Yesterday, news broke that Brazil’s President Michel Temer was caught on tape discussing hush money with the owner of the world’s leading meat producing company, JBS. Businessman Joesley Batista made an audio recording of a March 7 meeting with the president. At one point, he mentioned former House Speaker Eduardo Cunha – currently in jail.
The Supreme Court has now lifted the secrecy on the audio file, after Temer himself requested its release. Meaning, yes, anyone can access Temer’s incriminating conversation. For the record, the audio file is long and filled mostly with scratchy silence. The president believed making the tape public would “erase any doubts about his character”. But if you listen closely, enough evidence is there to charge Temer with crimes of corruption.
You can listen to the tape here:
After having access to the audio recording, the Supreme Court placed the president under investigation.
Batista discusses his efforts to give laundered money to Cunha in exchange for his silence.

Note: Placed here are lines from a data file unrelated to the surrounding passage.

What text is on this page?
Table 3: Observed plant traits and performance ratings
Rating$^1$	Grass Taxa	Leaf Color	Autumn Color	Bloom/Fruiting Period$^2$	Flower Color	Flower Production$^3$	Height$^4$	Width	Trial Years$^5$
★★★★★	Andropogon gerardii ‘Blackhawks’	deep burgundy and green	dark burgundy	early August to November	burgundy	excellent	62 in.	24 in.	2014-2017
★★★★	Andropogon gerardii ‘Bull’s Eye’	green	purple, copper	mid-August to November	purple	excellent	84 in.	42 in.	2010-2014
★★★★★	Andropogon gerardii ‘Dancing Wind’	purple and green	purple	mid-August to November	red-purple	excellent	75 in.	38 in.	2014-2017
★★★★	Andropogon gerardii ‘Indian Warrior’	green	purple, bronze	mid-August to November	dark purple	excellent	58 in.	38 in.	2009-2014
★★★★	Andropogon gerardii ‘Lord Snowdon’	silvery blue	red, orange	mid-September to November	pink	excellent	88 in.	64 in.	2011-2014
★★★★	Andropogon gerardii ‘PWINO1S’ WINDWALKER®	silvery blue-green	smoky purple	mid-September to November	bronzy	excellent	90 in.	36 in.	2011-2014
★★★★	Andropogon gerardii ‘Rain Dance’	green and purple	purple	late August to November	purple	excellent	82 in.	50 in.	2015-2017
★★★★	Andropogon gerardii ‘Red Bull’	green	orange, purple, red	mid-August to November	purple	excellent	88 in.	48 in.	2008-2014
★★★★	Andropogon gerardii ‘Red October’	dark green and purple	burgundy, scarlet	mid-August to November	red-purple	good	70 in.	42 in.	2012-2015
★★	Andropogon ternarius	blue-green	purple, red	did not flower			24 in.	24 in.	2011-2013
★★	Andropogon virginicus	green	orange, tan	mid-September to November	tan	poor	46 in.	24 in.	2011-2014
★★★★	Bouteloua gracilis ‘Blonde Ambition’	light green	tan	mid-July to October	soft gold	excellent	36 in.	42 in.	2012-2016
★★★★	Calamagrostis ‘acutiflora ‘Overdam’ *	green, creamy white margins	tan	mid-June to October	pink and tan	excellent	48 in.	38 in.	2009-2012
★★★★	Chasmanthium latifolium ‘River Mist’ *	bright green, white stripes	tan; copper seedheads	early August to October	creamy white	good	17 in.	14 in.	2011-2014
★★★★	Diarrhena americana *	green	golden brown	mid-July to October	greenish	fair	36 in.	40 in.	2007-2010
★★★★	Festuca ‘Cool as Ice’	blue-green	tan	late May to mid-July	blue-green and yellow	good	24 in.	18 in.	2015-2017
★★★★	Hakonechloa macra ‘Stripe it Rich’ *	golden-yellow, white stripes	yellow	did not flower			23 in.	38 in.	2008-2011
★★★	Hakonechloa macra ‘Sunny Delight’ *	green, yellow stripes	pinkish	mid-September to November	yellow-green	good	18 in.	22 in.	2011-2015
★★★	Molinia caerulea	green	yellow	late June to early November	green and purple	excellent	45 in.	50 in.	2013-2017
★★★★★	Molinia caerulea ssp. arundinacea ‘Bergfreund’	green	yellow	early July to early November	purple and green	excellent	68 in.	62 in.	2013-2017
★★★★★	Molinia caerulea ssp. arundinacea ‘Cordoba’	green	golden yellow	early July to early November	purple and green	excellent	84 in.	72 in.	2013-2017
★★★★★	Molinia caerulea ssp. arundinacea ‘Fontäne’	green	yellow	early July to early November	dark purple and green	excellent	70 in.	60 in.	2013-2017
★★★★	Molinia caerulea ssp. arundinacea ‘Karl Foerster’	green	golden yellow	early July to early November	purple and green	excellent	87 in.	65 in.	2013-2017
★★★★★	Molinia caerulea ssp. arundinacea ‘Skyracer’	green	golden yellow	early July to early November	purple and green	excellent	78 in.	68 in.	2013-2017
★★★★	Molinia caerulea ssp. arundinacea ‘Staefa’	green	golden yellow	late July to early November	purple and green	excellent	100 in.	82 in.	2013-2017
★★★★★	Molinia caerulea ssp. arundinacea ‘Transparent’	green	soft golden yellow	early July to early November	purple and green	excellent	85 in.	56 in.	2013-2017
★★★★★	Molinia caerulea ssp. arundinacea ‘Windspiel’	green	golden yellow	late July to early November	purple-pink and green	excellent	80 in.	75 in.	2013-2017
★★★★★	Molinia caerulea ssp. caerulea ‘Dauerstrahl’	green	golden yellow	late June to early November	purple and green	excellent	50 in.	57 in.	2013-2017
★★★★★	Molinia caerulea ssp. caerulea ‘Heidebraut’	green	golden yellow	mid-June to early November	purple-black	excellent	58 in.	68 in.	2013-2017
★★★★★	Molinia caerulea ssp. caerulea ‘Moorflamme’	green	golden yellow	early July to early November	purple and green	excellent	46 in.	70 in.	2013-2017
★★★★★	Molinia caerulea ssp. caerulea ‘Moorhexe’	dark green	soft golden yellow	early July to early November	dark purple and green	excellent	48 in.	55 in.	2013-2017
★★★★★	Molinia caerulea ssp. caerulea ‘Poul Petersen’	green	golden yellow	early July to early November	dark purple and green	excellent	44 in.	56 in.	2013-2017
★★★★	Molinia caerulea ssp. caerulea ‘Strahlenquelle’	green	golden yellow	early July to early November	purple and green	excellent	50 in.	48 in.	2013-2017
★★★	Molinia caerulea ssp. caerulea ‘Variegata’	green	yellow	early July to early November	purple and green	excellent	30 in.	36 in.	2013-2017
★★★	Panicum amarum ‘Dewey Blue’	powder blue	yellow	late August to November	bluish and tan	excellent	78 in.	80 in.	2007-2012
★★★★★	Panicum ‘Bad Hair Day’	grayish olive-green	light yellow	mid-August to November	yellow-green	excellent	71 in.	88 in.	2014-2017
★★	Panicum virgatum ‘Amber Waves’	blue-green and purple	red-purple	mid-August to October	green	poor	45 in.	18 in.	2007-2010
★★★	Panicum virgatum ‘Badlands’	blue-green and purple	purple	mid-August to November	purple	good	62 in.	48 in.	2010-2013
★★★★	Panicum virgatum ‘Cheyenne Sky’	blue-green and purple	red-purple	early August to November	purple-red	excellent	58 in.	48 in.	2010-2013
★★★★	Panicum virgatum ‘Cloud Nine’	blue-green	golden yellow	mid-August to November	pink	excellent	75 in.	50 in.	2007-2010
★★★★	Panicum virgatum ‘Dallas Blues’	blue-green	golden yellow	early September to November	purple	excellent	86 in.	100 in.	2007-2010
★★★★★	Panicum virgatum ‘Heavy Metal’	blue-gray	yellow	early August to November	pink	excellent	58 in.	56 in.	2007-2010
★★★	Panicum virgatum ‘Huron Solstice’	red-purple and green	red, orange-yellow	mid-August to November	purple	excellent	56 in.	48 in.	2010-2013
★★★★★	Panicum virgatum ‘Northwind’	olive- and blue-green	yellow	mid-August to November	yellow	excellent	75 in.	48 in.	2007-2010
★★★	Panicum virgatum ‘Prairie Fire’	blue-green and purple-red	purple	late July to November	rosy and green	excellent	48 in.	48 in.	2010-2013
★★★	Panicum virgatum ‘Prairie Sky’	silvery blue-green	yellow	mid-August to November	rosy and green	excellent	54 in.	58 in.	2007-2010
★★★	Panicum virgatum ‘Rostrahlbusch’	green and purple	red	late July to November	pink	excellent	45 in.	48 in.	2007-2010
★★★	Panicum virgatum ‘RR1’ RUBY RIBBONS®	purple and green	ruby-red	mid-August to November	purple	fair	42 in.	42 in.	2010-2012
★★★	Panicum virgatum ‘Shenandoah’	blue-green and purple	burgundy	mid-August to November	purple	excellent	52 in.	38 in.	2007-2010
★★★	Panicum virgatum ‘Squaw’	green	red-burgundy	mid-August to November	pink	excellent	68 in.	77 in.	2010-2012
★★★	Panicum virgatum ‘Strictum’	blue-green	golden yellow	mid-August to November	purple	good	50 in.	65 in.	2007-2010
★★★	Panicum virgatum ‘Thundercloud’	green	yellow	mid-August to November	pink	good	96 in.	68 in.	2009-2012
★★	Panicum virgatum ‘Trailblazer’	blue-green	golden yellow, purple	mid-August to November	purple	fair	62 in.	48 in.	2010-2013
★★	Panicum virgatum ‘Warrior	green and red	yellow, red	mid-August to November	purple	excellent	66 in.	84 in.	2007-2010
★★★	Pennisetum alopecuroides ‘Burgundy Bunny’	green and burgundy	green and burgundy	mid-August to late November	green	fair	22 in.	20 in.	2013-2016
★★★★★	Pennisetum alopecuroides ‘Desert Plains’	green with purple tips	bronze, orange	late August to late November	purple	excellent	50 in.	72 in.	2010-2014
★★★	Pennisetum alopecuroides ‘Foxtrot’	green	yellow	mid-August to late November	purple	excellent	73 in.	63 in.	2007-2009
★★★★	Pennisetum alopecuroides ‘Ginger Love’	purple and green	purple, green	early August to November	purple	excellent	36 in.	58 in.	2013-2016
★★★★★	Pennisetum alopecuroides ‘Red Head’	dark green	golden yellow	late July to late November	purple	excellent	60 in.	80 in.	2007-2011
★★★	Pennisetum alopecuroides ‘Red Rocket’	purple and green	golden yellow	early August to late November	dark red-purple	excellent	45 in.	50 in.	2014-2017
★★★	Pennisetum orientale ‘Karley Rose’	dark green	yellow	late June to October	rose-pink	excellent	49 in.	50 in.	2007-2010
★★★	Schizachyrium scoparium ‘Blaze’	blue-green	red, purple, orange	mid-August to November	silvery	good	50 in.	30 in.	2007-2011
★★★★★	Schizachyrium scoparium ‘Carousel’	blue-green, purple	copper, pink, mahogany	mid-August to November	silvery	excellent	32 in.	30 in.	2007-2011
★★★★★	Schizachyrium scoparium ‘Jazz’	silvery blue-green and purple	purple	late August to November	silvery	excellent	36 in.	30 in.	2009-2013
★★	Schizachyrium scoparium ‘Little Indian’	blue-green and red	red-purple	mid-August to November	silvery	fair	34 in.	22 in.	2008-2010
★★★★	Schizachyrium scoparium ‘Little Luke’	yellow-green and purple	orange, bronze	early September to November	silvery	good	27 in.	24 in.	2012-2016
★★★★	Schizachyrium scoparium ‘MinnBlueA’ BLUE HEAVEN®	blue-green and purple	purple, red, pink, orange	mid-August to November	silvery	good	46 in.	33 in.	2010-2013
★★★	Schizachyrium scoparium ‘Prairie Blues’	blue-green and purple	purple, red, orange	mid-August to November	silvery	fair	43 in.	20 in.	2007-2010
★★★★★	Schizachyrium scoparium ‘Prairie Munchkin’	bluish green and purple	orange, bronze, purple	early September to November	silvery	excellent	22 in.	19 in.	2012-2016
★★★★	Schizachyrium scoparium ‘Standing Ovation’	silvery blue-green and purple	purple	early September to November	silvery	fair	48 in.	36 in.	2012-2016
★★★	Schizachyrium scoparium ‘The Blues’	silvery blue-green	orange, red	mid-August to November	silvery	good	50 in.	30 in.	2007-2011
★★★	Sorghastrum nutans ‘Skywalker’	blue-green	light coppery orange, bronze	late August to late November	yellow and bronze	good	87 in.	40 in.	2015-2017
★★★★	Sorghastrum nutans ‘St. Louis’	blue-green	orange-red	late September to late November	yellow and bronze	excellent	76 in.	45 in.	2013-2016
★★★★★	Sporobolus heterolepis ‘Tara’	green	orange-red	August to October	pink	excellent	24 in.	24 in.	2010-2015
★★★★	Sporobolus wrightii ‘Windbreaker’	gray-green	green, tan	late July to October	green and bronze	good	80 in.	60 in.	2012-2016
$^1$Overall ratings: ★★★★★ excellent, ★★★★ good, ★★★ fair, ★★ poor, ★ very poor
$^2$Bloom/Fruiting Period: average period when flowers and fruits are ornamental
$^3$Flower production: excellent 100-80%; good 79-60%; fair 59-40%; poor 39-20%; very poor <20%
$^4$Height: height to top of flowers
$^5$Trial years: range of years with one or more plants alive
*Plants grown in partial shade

Cunha coordinated several corruption schemes during his tenure as Speaker. Since his imprisonment, he has repeatedly attempted to blackmail the political establishment by threatening to reveal his knowledge to authorities.
The businessman says he’d done “everything [he] could,” including “paying up everything he was due.” At one point, this is how the dialogue unfolds:
Batista: What have I managed to do so far? I’m on good terms with Eduardo [Cunha]
Temer: You’ve got to keep that going, okay? (inaudible)
Batista: Every month, yes.
Batista: I’m holding everything together.
In another part of the audio recording, Batista complains about his lack of access to Brazil’s National Development Bank and CADE, the government’s antitrust watchdog. Temer then gives the businessman a green light to harass Brazil’s Finance Minister, Henrique Meirelles. If Meirelles failed to cooperate, Batista should tell him to “speak with the president.”
Batista also comments that he has managed to recruit a mole within Operation Car Wash. At 12’11, he says: “I’ve managed to get to a prosecutor in the task force who’s feeding me information. I’m almost managing to get rid of the guy who’s after me.”
Even if Temer argues that his words have been misinterpreted, this last part is a dagger. When Joesley Batista says that he has an informant within the Federal Prosecution’s Office working to sabotage an ongoing investigation, Temer had the legal obligation to inform authorities.
By not doing so, the President committed a crime.
Protests have broken out across several cities asking for his resignation. Earlier today, Temer guaranteed he would remain in office. But will he be able to?